A Knock at Midnight(61)
One night in mid-November, about a week after “A Living Death” was published, I checked the mailbox after a long day of work and found the report I had been waiting for. It was thorough and glowing, evidencing Donel’s dedication to self-improvement since the day he had entered prison. As I paged through I felt the fierce urgency of freedom. I was going to get these clemency petitions finalized and filed. Tonight.
I hopped in my car and headed back to Winstead. Just as I reached the office, my colleague Robert texted me, telling me he was about to cook his first dinner at home in weeks. We had both been clocking long days and late nights at the office. “Back at work,” I replied. “Donel’s progress report came. I’m going to finish these petitions TONIGHT!”
“I’ll be there in twenty,” he texted back. And he was, with takeout dinner for us both. It meant so much to me that he came. He could have been home, but he stayed with me for several hours as I prepared the petitions for printing. I had been holding them close, typing every word with as much love and intention as I could muster, just as my dad taught me. That night, I stood in the doorway of Robert’s office, which was next door to mine, and prepared to let them go.
“Okay,” I said, “they’re ready for you to proof.” Robert was known for his meticulous editing, and even though I knew in my heart they were ready, I needed a second pair of eyes on them. “But Robert,” I added. “Typos only.”
In the morning, I had both petitions printed with laminated covers and spiral binding, so that they would stand out when received by the Office of the Pardon Attorney in D.C. I printed a second, unbound version in case they needed to make copies. With the lengthy memo, supporting exhibits, and all of the support letters I had gathered, the clemency petitions were over two hundred pages long.
At the last minute, I had gone back to my office to grab my wallet. In one of the pockets, still folded in thirds, was the twenty-dollar bill that the older woman had pressed into my hand that day at Pastor Haynes’s church several months prior. I held it in my hand for a moment, remembering that woman’s smile, the warmth of her touch, the pride in her voice as she insisted I take her offering. There’s a proverb that says “I am because we are.” At moments like these, I felt all the love and support of my community. I paid for the binding on Sharanda’s and Donel’s petitions with that folded twenty-dollar bill.
I was proud of those clemency petitions. The final copies looked professional and worthy of the Pardon Attorney’s most intensive scrutiny. I had faith in their contents and faith in the integrity of President Barack Obama. In my heart, I knew that we could not fail.
Still, when my assistant, Deborah, proudly took those packages herself to the mailroom to send them to the White House, my believing heart was in my throat. The weight of what the packages would carry was immeasurable. Two lives, to be lived in freedom or buried alive behind razor wire and concrete. Out of my hands, and into those of the president of the United States. I shut the door to my office and tried to breathe. In and out. Just breathe.

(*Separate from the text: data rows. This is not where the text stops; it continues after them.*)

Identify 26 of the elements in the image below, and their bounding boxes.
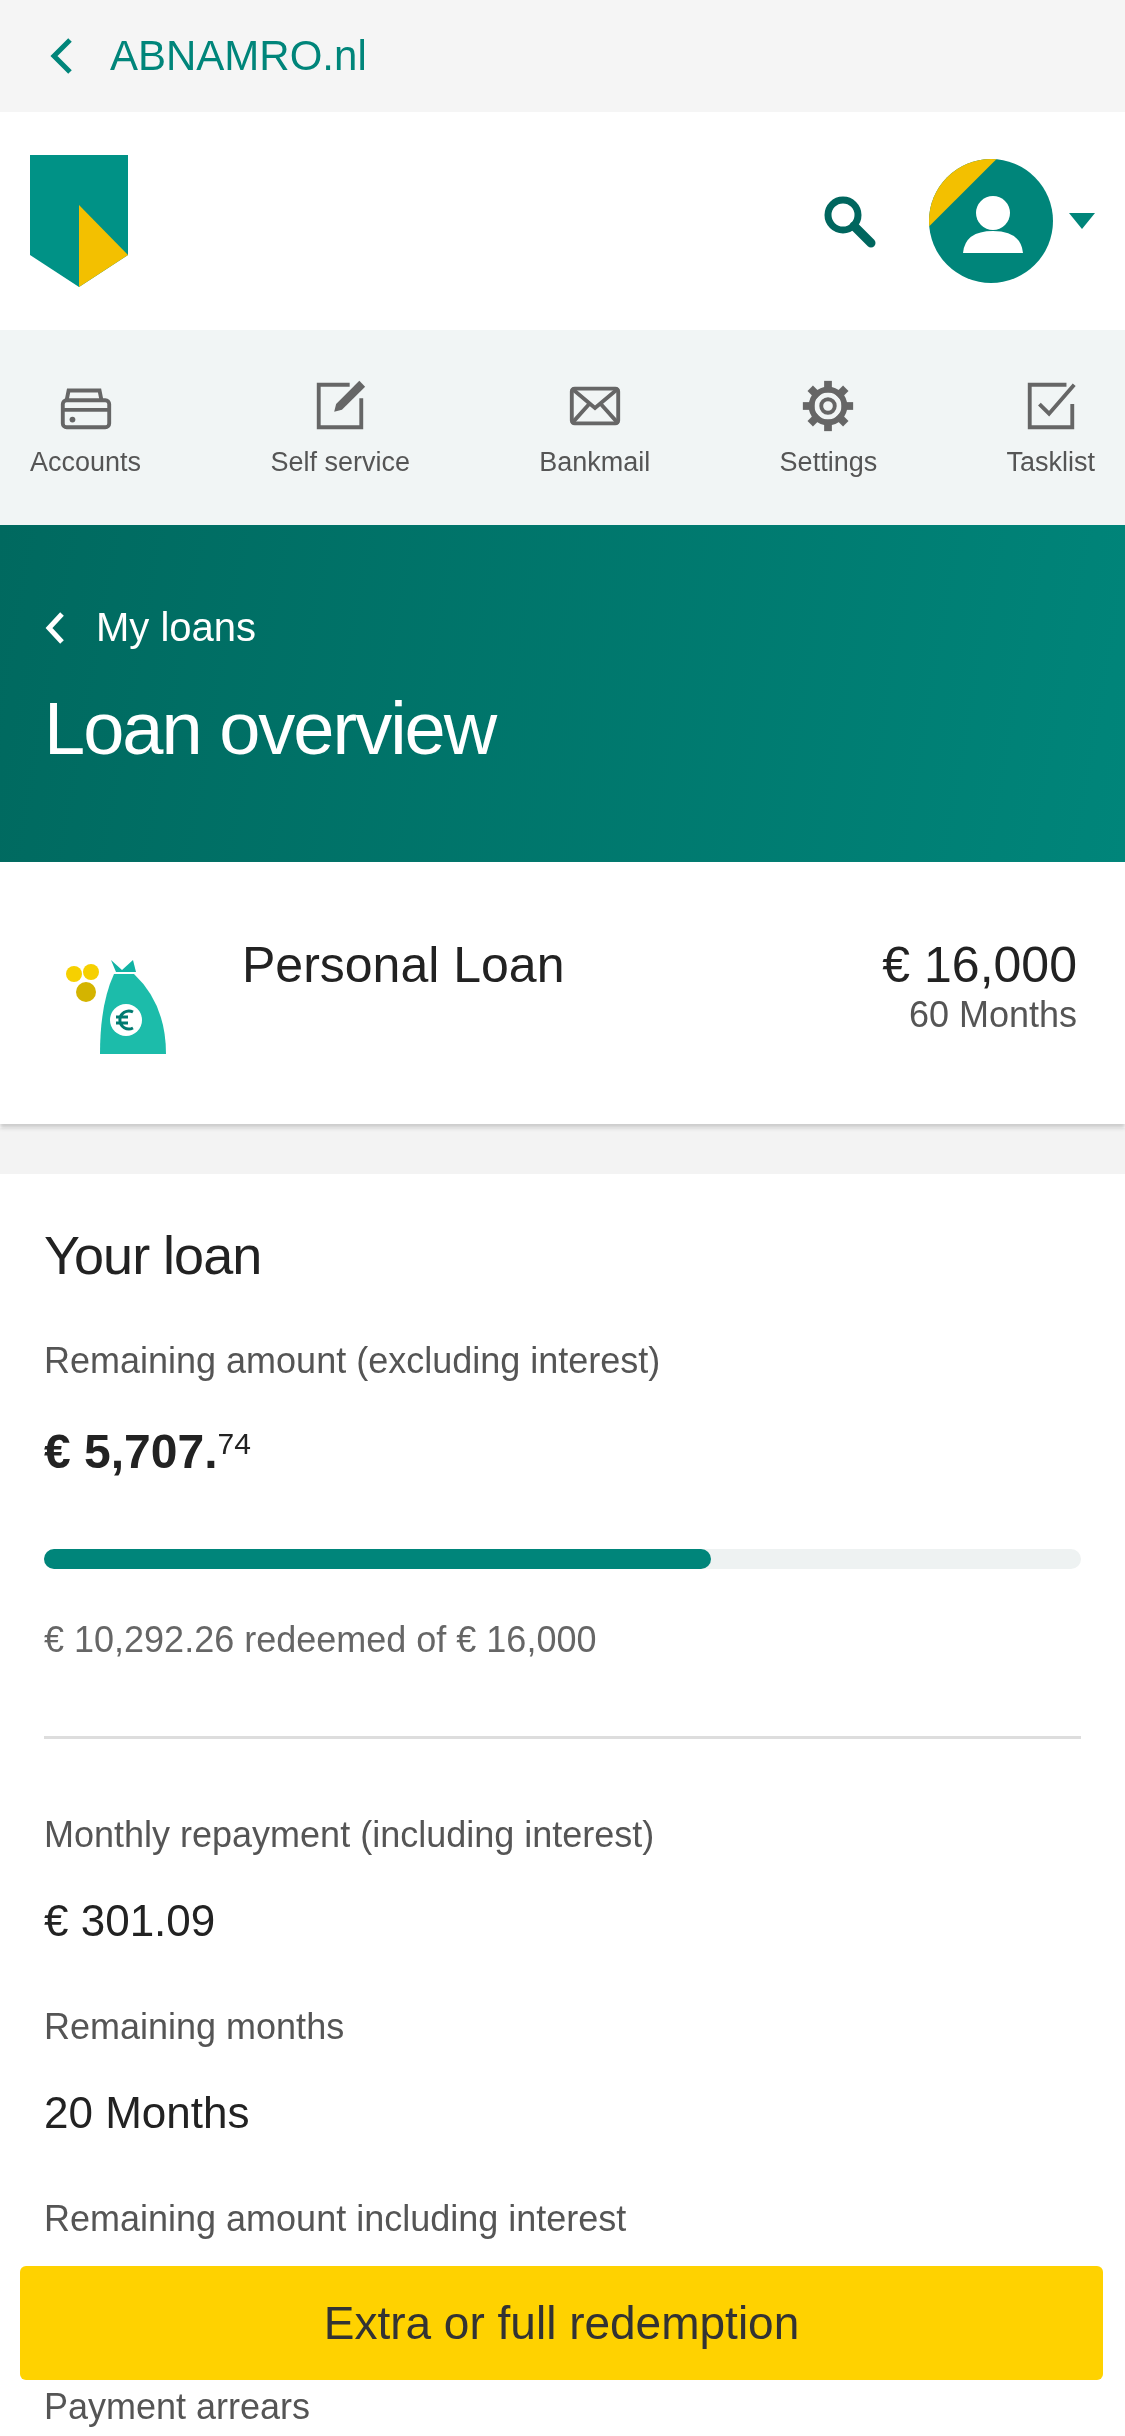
remaining-amount: € 5,707.$^{74}$ — [44, 1424, 252, 1479]
loan-name: Personal Loan — [242, 936, 566, 994]
field-label: Payment arrears — [44, 2386, 312, 2428]
nav-tab[interactable]: Accounts — [20, 330, 152, 525]
nav-tab[interactable]: Tasklist — [996, 330, 1105, 525]
back-link[interactable]: My loans — [44, 605, 257, 650]
nav-tab[interactable]: Self service — [260, 330, 420, 525]
back-icon[interactable] — [48, 36, 74, 76]
back-link[interactable]: ABNAMRO.nl — [110, 32, 367, 80]
field-label: Remaining amount (excluding interest) — [44, 1340, 662, 1382]
field-value: € 301.09 — [44, 1896, 217, 1946]
nav-tab[interactable]: Bankmail — [529, 330, 661, 525]
caret-icon[interactable] — [1069, 211, 1095, 231]
section-title: Your loan — [44, 1225, 262, 1285]
redeemed-text: € 10,292.26 redeemed of € 16,000 — [44, 1619, 598, 1661]
nav-tab[interactable]: Settings — [769, 330, 888, 525]
field-label: Remaining amount including interest — [44, 2198, 628, 2240]
loan-term: 60 Months — [908, 994, 1077, 1036]
page-title: Loan overview — [44, 686, 498, 771]
field-label: Remaining months — [44, 2006, 346, 2048]
field-value: 20 Months — [44, 2088, 251, 2138]
loan-amount: € 16,000 — [882, 936, 1077, 994]
loan-card[interactable]: Personal Loan € 16,000 60 Months — [0, 862, 1125, 1124]
redemption-button[interactable]: Extra or full redemption — [20, 2266, 1103, 2380]
field-label: Monthly repayment (including interest) — [44, 1814, 656, 1856]
shield-logo[interactable] — [30, 155, 128, 287]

All we could do now was wait.
* * *
—
A MONTH LATER, six days before Christmas, President Obama finally exercised his executive power and announced eight clemencies in time for the holidays. Neither Sharanda nor Donel was among them.

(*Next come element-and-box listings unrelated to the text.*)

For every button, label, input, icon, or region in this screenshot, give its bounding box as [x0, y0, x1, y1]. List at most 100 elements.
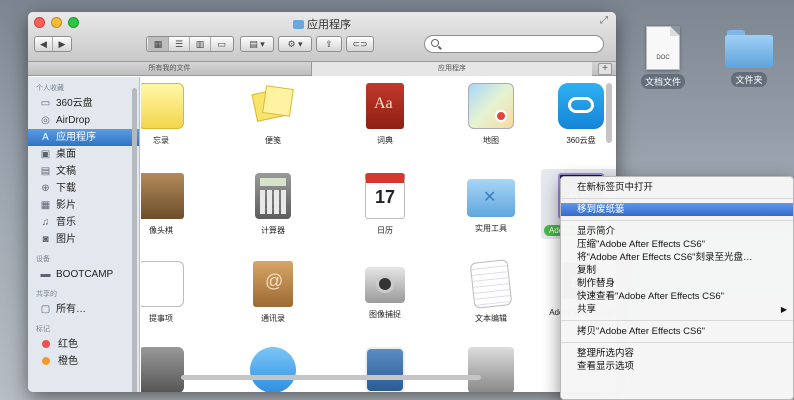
photo-icon — [365, 347, 405, 392]
sidebar-header-shared: 共享的 — [36, 291, 57, 298]
menu-share[interactable]: 共享 ▶ — [561, 303, 793, 316]
sidebar-item-all-shared[interactable]: ▢ 所有… — [28, 301, 139, 318]
content-horizontal-scrollbar[interactable] — [181, 375, 481, 380]
desktop-icon: ▣ — [40, 149, 51, 160]
tag-icon: ⊂⊃ — [352, 39, 368, 49]
dictionary-icon: Aa — [366, 83, 404, 129]
app-notes[interactable]: 忘录 — [141, 83, 201, 146]
menu-clean-up-selection[interactable]: 整理所选内容 — [561, 347, 793, 360]
sidebar-item-bootcamp[interactable]: ▬ BOOTCAMP — [28, 266, 139, 283]
menu-separator — [561, 220, 793, 221]
menu-make-alias[interactable]: 制作替身 — [561, 277, 793, 290]
app-icon — [141, 347, 184, 392]
menu-move-to-trash[interactable]: 移到废纸篓 — [561, 203, 793, 216]
tags-button[interactable]: ⊂⊃ — [346, 36, 374, 52]
back-forward-buttons[interactable]: ◀ ▶ — [34, 36, 72, 52]
arrange-icon: ▤ ▾ — [249, 39, 265, 49]
arrange-button[interactable]: ▤ ▾ — [240, 36, 274, 52]
title-bar: 应用程序 ⤢ ◀ ▶ ▦ ☰ ▥ ▭ ▤ ▾ ⚙ ▾ ⇪ ⊂⊃ — [28, 12, 616, 62]
menu-get-info[interactable]: 显示简介 — [561, 225, 793, 238]
app-contacts[interactable]: @ 通讯录 — [233, 261, 313, 324]
app-maps[interactable]: 地图 — [451, 83, 531, 146]
sidebar-item-movies[interactable]: ▦ 影片 — [28, 197, 139, 214]
textedit-icon — [469, 259, 513, 309]
calculator-icon — [255, 173, 291, 219]
icon-view-button[interactable]: ▦ — [148, 37, 169, 51]
app-image-capture[interactable]: 图像捕捉 — [345, 261, 425, 320]
app-calendar[interactable]: 17 日历 — [345, 173, 425, 236]
desktop-folder-label: 文件夹 — [731, 72, 767, 87]
list-view-button[interactable]: ☰ — [169, 37, 190, 51]
menu-copy[interactable]: 拷贝"Adobe After Effects CS6" — [561, 325, 793, 338]
share-icon: ⇪ — [325, 39, 333, 49]
gear-icon: ⚙ ▾ — [287, 39, 303, 49]
notes-icon — [141, 83, 184, 129]
column-view-button[interactable]: ▥ — [190, 37, 211, 51]
folder-icon — [725, 30, 773, 68]
file-grid: 忘录 便笺 Aa 词典 地图 360云盘 像头棋 计算器 17 日历 ✕ 实用工… — [141, 77, 616, 392]
share-button[interactable]: ⇪ — [316, 36, 342, 52]
new-tab-button[interactable]: + — [598, 63, 612, 75]
menu-show-view-options[interactable]: 查看显示选项 — [561, 360, 793, 373]
chess-icon — [141, 173, 184, 219]
coverflow-view-button[interactable]: ▭ — [211, 37, 232, 51]
menu-compress[interactable]: 压缩"Adobe After Effects CS6" — [561, 238, 793, 251]
app-photo-booth[interactable] — [451, 347, 531, 392]
movies-icon: ▦ — [40, 200, 51, 211]
app-calculator[interactable]: 计算器 — [233, 173, 313, 236]
app-dictionary[interactable]: Aa 词典 — [345, 83, 425, 146]
sidebar-item-music[interactable]: ♫ 音乐 — [28, 214, 139, 231]
menu-quick-look[interactable]: 快速查看"Adobe After Effects CS6" — [561, 290, 793, 303]
back-button[interactable]: ◀ — [35, 37, 53, 51]
tab-bar: 所有我的文件 应用程序 + — [28, 62, 616, 76]
folder-icon — [293, 20, 304, 29]
network-icon: ▢ — [40, 304, 51, 315]
sidebar-item-desktop[interactable]: ▣ 桌面 — [28, 146, 139, 163]
menu-burn-to-disc[interactable]: 将"Adobe After Effects CS6"刻录至光盘… — [561, 251, 793, 264]
forward-button[interactable]: ▶ — [53, 37, 71, 51]
sidebar-header-favorites: 个人收藏 — [36, 85, 64, 92]
app-chess[interactable]: 像头棋 — [141, 173, 201, 236]
view-mode-buttons[interactable]: ▦ ☰ ▥ ▭ — [146, 36, 234, 52]
menu-open-in-new-tab[interactable]: 在新标签页中打开 — [561, 181, 793, 194]
tab-applications[interactable]: 应用程序 — [312, 62, 592, 76]
map-icon — [468, 83, 514, 129]
tab-all-my-files[interactable]: 所有我的文件 — [28, 62, 312, 76]
search-input[interactable] — [443, 37, 593, 51]
documents-icon: ▤ — [40, 166, 51, 177]
downloads-icon: ⊕ — [41, 183, 50, 194]
desktop-folder-icon[interactable]: 文件夹 — [718, 26, 780, 87]
sidebar-item-tag-orange[interactable]: 橙色 — [28, 353, 139, 370]
photos-icon — [468, 347, 514, 392]
sidebar-item-applications[interactable]: A 应用程序 — [28, 129, 139, 146]
sidebar-item-pictures[interactable]: ◙ 图片 — [28, 231, 139, 248]
sidebar-item-downloads[interactable]: ⊕ 下载 — [28, 180, 139, 197]
sidebar-scrollbar[interactable] — [132, 88, 137, 392]
desktop-document-icon[interactable]: DOC 文档文件 — [632, 26, 694, 89]
menu-duplicate[interactable]: 复制 — [561, 264, 793, 277]
sidebar-header-tags: 标记 — [36, 326, 50, 333]
app-textedit[interactable]: 文本编辑 — [451, 259, 531, 324]
app-360-cloud[interactable]: 360云盘 — [541, 83, 616, 146]
app-reminders[interactable]: 提事项 — [141, 261, 201, 324]
context-menu: 在新标签页中打开 移到废纸篓 显示简介 压缩"Adobe After Effec… — [560, 176, 794, 400]
fullscreen-icon[interactable]: ⤢ — [600, 15, 608, 26]
search-field[interactable] — [424, 35, 604, 53]
app-stickies[interactable]: 便笺 — [233, 83, 313, 146]
sidebar-item-360[interactable]: ▭ 360云盘 — [28, 95, 139, 112]
app-utilities-folder[interactable]: ✕ 实用工具 — [451, 173, 531, 234]
sidebar-item-airdrop[interactable]: ◎ AirDrop — [28, 112, 139, 129]
app-partial-1[interactable] — [141, 347, 201, 392]
sidebar-item-documents[interactable]: ▤ 文稿 — [28, 163, 139, 180]
app-messages[interactable] — [233, 347, 313, 392]
content-vertical-scrollbar[interactable] — [606, 83, 612, 143]
pictures-icon: ◙ — [42, 234, 49, 245]
doc-file-icon: DOC — [646, 26, 680, 70]
sidebar-item-tag-red[interactable]: 红色 — [28, 336, 139, 353]
applications-icon: A — [42, 132, 49, 143]
search-icon — [431, 39, 439, 47]
sidebar-header-devices: 设备 — [36, 256, 50, 263]
action-button[interactable]: ⚙ ▾ — [278, 36, 312, 52]
camera-icon — [365, 267, 405, 303]
app-preview[interactable] — [345, 347, 425, 392]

I had submitted the clemency petitions only a month before, but of course I was disappointed. Still, that Obama had granted any clemencies at all was progress. Even more hopeful, the clemencies were targeted—all eight people who received commutations had been sentenced by what Obama described in his announcement as “an unfair system,” namely the 100-to-1 sentencing disparity between crack and powder cocaine offenses. While eight clemencies was a woefully small number in comparison to the twenty-three thousand people serving time in the federal system for crack cocaine convictions, it was better than nothing. Whatever criteria had been used to select what the media soon dubbed “the Obama Eight,” both Sharanda and Donel met them.
“If they had been sentenced under the current law,” President Obama said of his eight clemency recipients in a press conference he gave to mark the day, “many of them would have already served their time and paid their debt to society. Instead, because of a disparity in the law that is now recognized as unjust, they remain in prison, separated from their families and communities, at a cost of millions of taxpayer dollars a year.”
To hear the president of the United States—my president—give voice to the same argument I had just used in Donel’s and Sharanda’s clemency petitions energized me. It helped to mitigate the disappointment I felt over my clients’ being overlooked.
If the news hurt Sharanda, she didn’t let on. Just over a year had passed since her mother’s death, and her heartbreak seemed to be lifting. When I visited her after the announcement, she was brimming with her usual positivity. I was so relieved to see her almost back to her vibrant self, those dime-like dimples punctuating every smile. At the end of our visit she gave me a huge hug. “Merry Christmas, Brittany! This is our last one in here, I promise! I’m getting out!”
A guard standing near to us snorted in derision. “You been saying that forever, Jones,” he sneered.
Sharanda gave me another squeeze. “Haters,” she whispered, before turning to be buzzed back inside, where I knew guards waited to strip-search and insult her. She flashed her beautiful smile at the sneering guard as she passed him. “I’m getting out,” she said over her shoulder to me, then disappeared behind the thick steel doors.